V.B. ’697 Patent: "vibration region" and "piezoelectric strain region"

  • Context and Importance: These terms define the differentially-etched structure that is central to claim 10. Practitioners may focus on these terms because infringement depends on successfully mapping the physical areas of the accused device to these functional descriptions.
  • Intrinsic Evidence for Interpretation:
    • Evidence for a Broader Interpretation: The claim language does not impose specific geometric or dimensional constraints beyond requiring the "vibration region" to be "thinner" than the "piezoelectric strain region" and for the mating electrode to be in the strain region. (’697 Patent, col. 15:20-24).
    • Evidence for a Narrower Interpretation: The specification describes a functional relationship where the thinner "outer circumferential portion 603 vibrates depending on the strain generated" in the central pattern portion. (’697 Patent, col. 6:30-34).

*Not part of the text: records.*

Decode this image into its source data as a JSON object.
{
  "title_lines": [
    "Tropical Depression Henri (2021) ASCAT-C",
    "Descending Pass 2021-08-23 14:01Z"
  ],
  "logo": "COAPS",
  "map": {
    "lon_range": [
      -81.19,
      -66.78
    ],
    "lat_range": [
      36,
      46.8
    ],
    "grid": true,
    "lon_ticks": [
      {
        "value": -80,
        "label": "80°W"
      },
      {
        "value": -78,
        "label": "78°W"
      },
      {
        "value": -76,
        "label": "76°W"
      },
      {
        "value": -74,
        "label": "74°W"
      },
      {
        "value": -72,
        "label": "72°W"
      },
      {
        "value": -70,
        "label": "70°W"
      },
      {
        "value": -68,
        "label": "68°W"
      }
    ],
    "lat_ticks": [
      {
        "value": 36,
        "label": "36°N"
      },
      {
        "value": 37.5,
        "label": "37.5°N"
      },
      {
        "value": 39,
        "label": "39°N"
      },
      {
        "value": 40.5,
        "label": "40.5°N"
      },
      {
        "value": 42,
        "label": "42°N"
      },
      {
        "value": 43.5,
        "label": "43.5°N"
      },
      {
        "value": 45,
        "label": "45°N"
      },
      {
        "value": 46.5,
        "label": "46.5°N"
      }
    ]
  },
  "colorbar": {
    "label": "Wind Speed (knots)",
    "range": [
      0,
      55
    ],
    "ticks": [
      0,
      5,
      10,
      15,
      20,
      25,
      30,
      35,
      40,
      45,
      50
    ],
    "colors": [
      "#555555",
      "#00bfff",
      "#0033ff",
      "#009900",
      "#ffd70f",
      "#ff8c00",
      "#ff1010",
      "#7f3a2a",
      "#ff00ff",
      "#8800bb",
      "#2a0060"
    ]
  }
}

A defendant might argue these terms require a structure where the strain region actively drives vibration in a more passive, flexible vibration region, rather than simply denoting two areas of different thickness.

VI. Other Allegations

  • Indirect Infringement: The complaint alleges that Defendants induce infringement by selling the accused Chirp Sensors to customers who incorporate them into infringing end-products. (Compl. ¶29, ¶45). The alleged acts of inducement include publishing specifications, promotional literature, and user manuals that encourage and provide instructions for such incorporation. (Compl. ¶34, ¶50).
  • Willful Infringement: The complaint pleads willfulness based on alleged actual knowledge. It alleges Defendants had knowledge of the patents and infringement "at least as of November 7, 2022," one day prior to the complaint's filing, and also "as of the date of this Complaint." (Compl. ¶30-32, ¶46-48). This suggests the complaint itself may be the primary basis for post-suit knowledge. The complaint also alleges willful blindness. (Compl. ¶33, ¶49).

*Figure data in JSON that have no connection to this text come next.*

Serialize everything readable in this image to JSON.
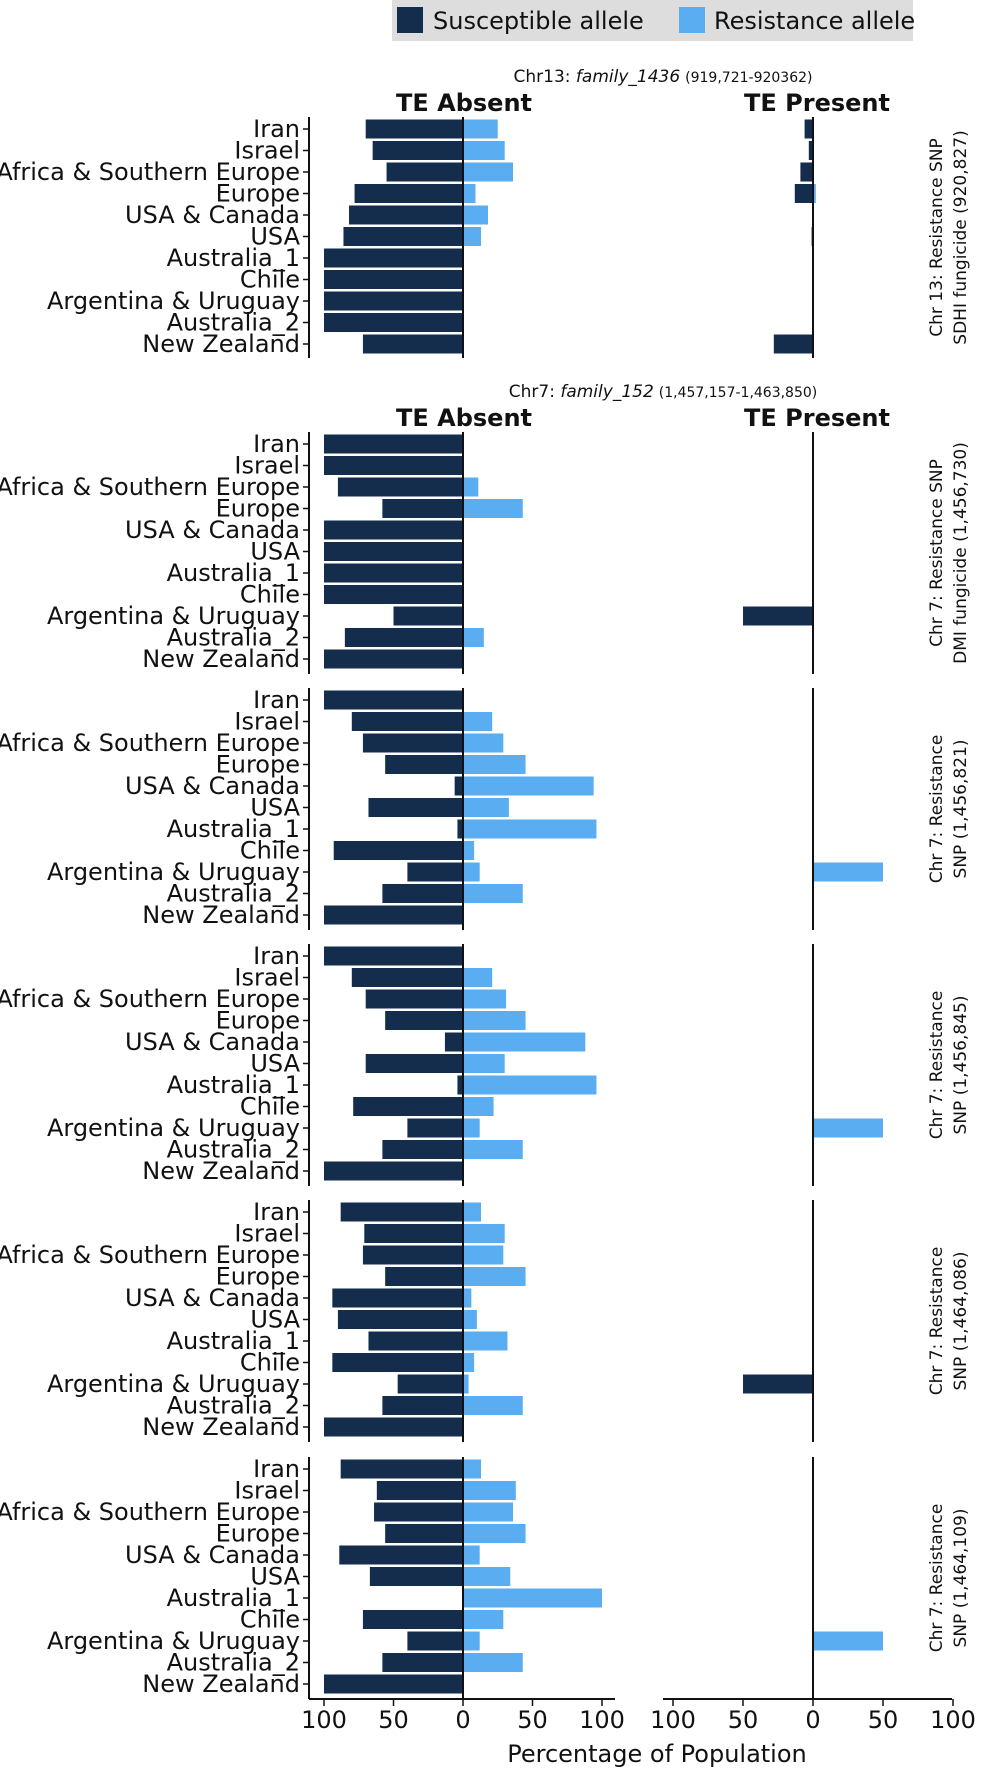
{
  "chart_data": {
    "type": "bar",
    "orientation": "horizontal-diverging",
    "legend": {
      "position": "top",
      "items": [
        {
          "label": "Susceptible allele",
          "color": "#142d4c"
        },
        {
          "label": "Resistance allele",
          "color": "#5aadf0"
        }
      ]
    },
    "colors": {
      "susceptible": "#142d4c",
      "resistance": "#5aadf0",
      "legend_bg": "#dddddd"
    },
    "categories": [
      "Iran",
      "Israel",
      "Africa & Southern Europe",
      "Europe",
      "USA & Canada",
      "USA",
      "Australia_1",
      "Chile",
      "Argentina & Uruguay",
      "Australia_2",
      "New Zealand"
    ],
    "column_headers": {
      "absent": "TE Absent",
      "present": "TE Present"
    },
    "x_ticks": [
      "100",
      "50",
      "0",
      "50",
      "100"
    ],
    "xlabel": "Percentage of Population",
    "xlim": [
      -100,
      100
    ],
    "sections": [
      {
        "title_prefix": "Chr13: ",
        "title_italic": "family_1436",
        "title_coords": "(919,721-920362)"
      },
      {
        "title_prefix": "Chr7: ",
        "title_italic": "family_152",
        "title_coords": "(1,457,157-1,463,850)"
      }
    ],
    "panels": [
      {
        "section": 0,
        "facet_label": [
          "Chr 13: Resistance SNP",
          "SDHI fungicide (920,827)"
        ],
        "absent": {
          "susceptible": [
            70,
            65,
            55,
            78,
            82,
            86,
            100,
            100,
            100,
            100,
            72
          ],
          "resistance": [
            25,
            30,
            36,
            9,
            18,
            13,
            0,
            0,
            0,
            0,
            0
          ]
        },
        "present": {
          "susceptible": [
            6,
            3,
            9,
            13,
            0,
            1,
            0,
            0,
            0,
            0,
            28
          ],
          "resistance": [
            0,
            0,
            0,
            2,
            0,
            0,
            0,
            0,
            0,
            0,
            0
          ]
        }
      },
      {
        "section": 1,
        "facet_label": [
          "Chr 7: Resistance SNP",
          "DMI fungicide (1,456,730)"
        ],
        "absent": {
          "susceptible": [
            100,
            100,
            90,
            58,
            100,
            100,
            100,
            100,
            50,
            85,
            100
          ],
          "resistance": [
            0,
            0,
            11,
            43,
            0,
            0,
            0,
            0,
            0,
            15,
            0
          ]
        },
        "present": {
          "susceptible": [
            0,
            0,
            0,
            0,
            0,
            0,
            0,
            0,
            50,
            0,
            0
          ],
          "resistance": [
            0,
            0,
            0,
            0,
            0,
            0,
            0,
            0,
            0,
            0,
            0
          ]
        }
      },
      {
        "section": null,
        "facet_label": [
          "Chr 7: Resistance",
          "SNP (1,456,821)"
        ],
        "absent": {
          "susceptible": [
            100,
            80,
            72,
            56,
            6,
            68,
            4,
            93,
            40,
            58,
            100
          ],
          "resistance": [
            0,
            21,
            29,
            45,
            94,
            33,
            96,
            8,
            12,
            43,
            0
          ]
        },
        "present": {
          "susceptible": [
            0,
            0,
            0,
            0,
            0,
            0,
            0,
            0,
            0,
            0,
            0
          ],
          "resistance": [
            0,
            0,
            0,
            0,
            0,
            0,
            0,
            0,
            50,
            0,
            0
          ]
        }
      },
      {
        "section": null,
        "facet_label": [
          "Chr 7: Resistance",
          "SNP (1,456,845)"
        ],
        "absent": {
          "susceptible": [
            100,
            80,
            70,
            56,
            13,
            70,
            4,
            79,
            40,
            58,
            100
          ],
          "resistance": [
            0,
            21,
            31,
            45,
            88,
            30,
            96,
            22,
            12,
            43,
            0
          ]
        },
        "present": {
          "susceptible": [
            0,
            0,
            0,
            0,
            0,
            0,
            0,
            0,
            0,
            0,
            0
          ],
          "resistance": [
            0,
            0,
            0,
            0,
            0,
            0,
            0,
            0,
            50,
            0,
            0
          ]
        }
      },
      {
        "section": null,
        "facet_label": [
          "Chr 7: Resistance",
          "SNP (1,464,086)"
        ],
        "absent": {
          "susceptible": [
            88,
            71,
            72,
            56,
            94,
            90,
            68,
            94,
            47,
            58,
            100
          ],
          "resistance": [
            13,
            30,
            29,
            45,
            6,
            10,
            32,
            8,
            4,
            43,
            0
          ]
        },
        "present": {
          "susceptible": [
            0,
            0,
            0,
            0,
            0,
            0,
            0,
            0,
            50,
            0,
            0
          ],
          "resistance": [
            0,
            0,
            0,
            0,
            0,
            0,
            0,
            0,
            0,
            0,
            0
          ]
        }
      },
      {
        "section": null,
        "facet_label": [
          "Chr 7: Resistance",
          "SNP (1,464,109)"
        ],
        "absent": {
          "susceptible": [
            88,
            62,
            64,
            56,
            89,
            67,
            0,
            72,
            40,
            58,
            100
          ],
          "resistance": [
            13,
            38,
            36,
            45,
            12,
            34,
            100,
            29,
            12,
            43,
            0
          ]
        },
        "present": {
          "susceptible": [
            0,
            0,
            0,
            0,
            0,
            0,
            0,
            0,
            0,
            0,
            0
          ],
          "resistance": [
            0,
            0,
            0,
            0,
            0,
            0,
            0,
            0,
            50,
            0,
            0
          ]
        }
      }
    ]
  }
}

VII. Analyst’s Conclusion: Key Questions for the Case

  • A core issue will be one of structural interpretation: Can the term "resonance change unit" in the ’505 Patent, which the specification describes as a "protrusion structure," be construed to cover the accused device's "setback," which appears to be an etched recess?
  • A key evidentiary question will be one of functional mapping: Does the accused sensor's piezoelectric plate, with its varying thicknesses, contain functionally distinct "piezoelectric strain" and "vibration" regions as required by the ’697 Patent, or is this a superficial characterization of a structure that operates in a fundamentally different manner?
  • A threshold procedural issue is the impact of a clerical error: How will the parties and the court resolve the complaint’s assertion of "claim 1" of the ’697 Patent when the infringement allegations are based on the language of claim 10?